Parliament: Cross-Border Railways Bill passed

An artist's impression of the Bandar Malaysia station, the first on the future Kuala Lumpur-Singapore High-Speed Rail.
An artist's impression of the Bandar Malaysia station, the first on the future Kuala Lumpur-Singapore High-Speed Rail.PHOTO: MYHSR CORPORATION SDN. BHD

SINGAPORE - A new law governing the construction and running of two future rail links between Singapore and Malaysia was passed in Parliament on Monday (March 19).

The Cross-Border Railways Bill was read for the third time, following amendments that will give appointed railway assets and train services operators more room to negotiate for funding from private financiers.

The law supports the development of the future Kuala Lumpur-Singapore High-Speed Rail (HSR), which is targeted to be ready by the end of 2026, and the Singapore-Johor Rapid Transit System link, which is set to open by the end of 2024.

In the first iteration of the Bill, operators were barred from transferring or assigning their commercial contracts to a third party.

Second Minister for Transport Ng Chee Meng said in Parliament on Monday: "Based on industry feedback, as well as written representations received, we noted that such clauses may deter private financiers from lending to the Kuala Lumpur-Singapore HSR Assets Company, or AssetsCo, for which the tender is ongoing.

"This is because the future cash flows under the AssetsCo contract cannot be used as collateral," Mr Ng explained.

The AssetsCo, which is expected to be chosen by the end of this year, will be responsible for designing, building, financing and maintaining all rolling stock.
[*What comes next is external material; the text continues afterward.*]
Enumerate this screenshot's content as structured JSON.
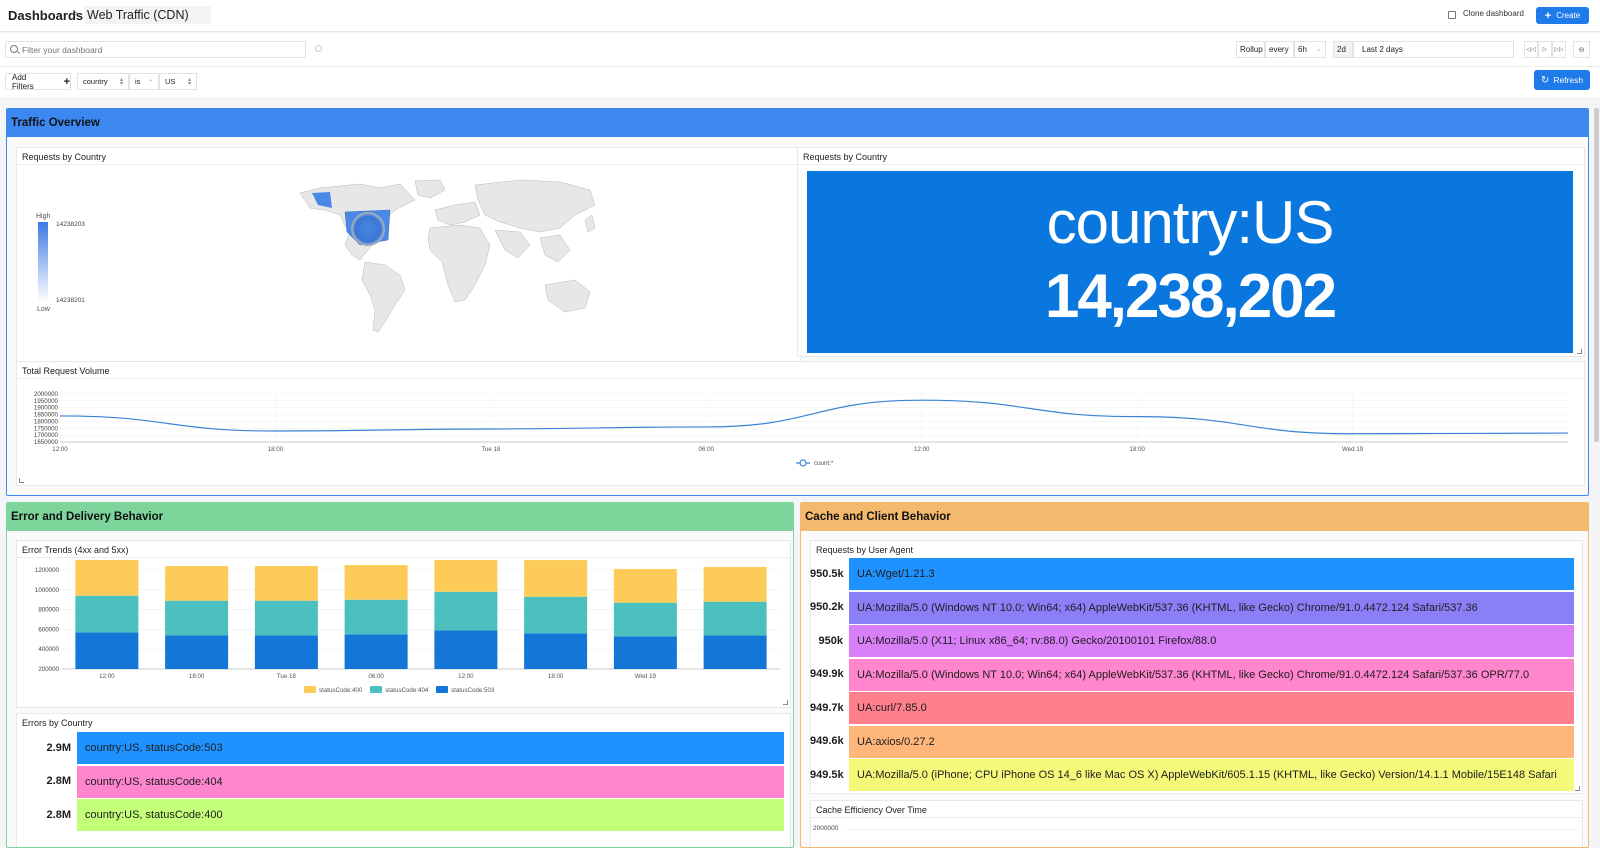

The appointed firm will also build, operate and maintain rail assets.

 

Mr Ng said that to "strike a balance between government oversight and commercial viability", the Bill was amended to allow a transfer of contracts, but with the Minister of Transport's approval.

The amendments were proposed by an eight-member Select Committee which was tasked to review the Bill, following its second reading in Parliament last November.

Five members of the public had also submitted their written feedback to the committee, which was chaired by Speaker of Parliament Tan Chuan-Jin.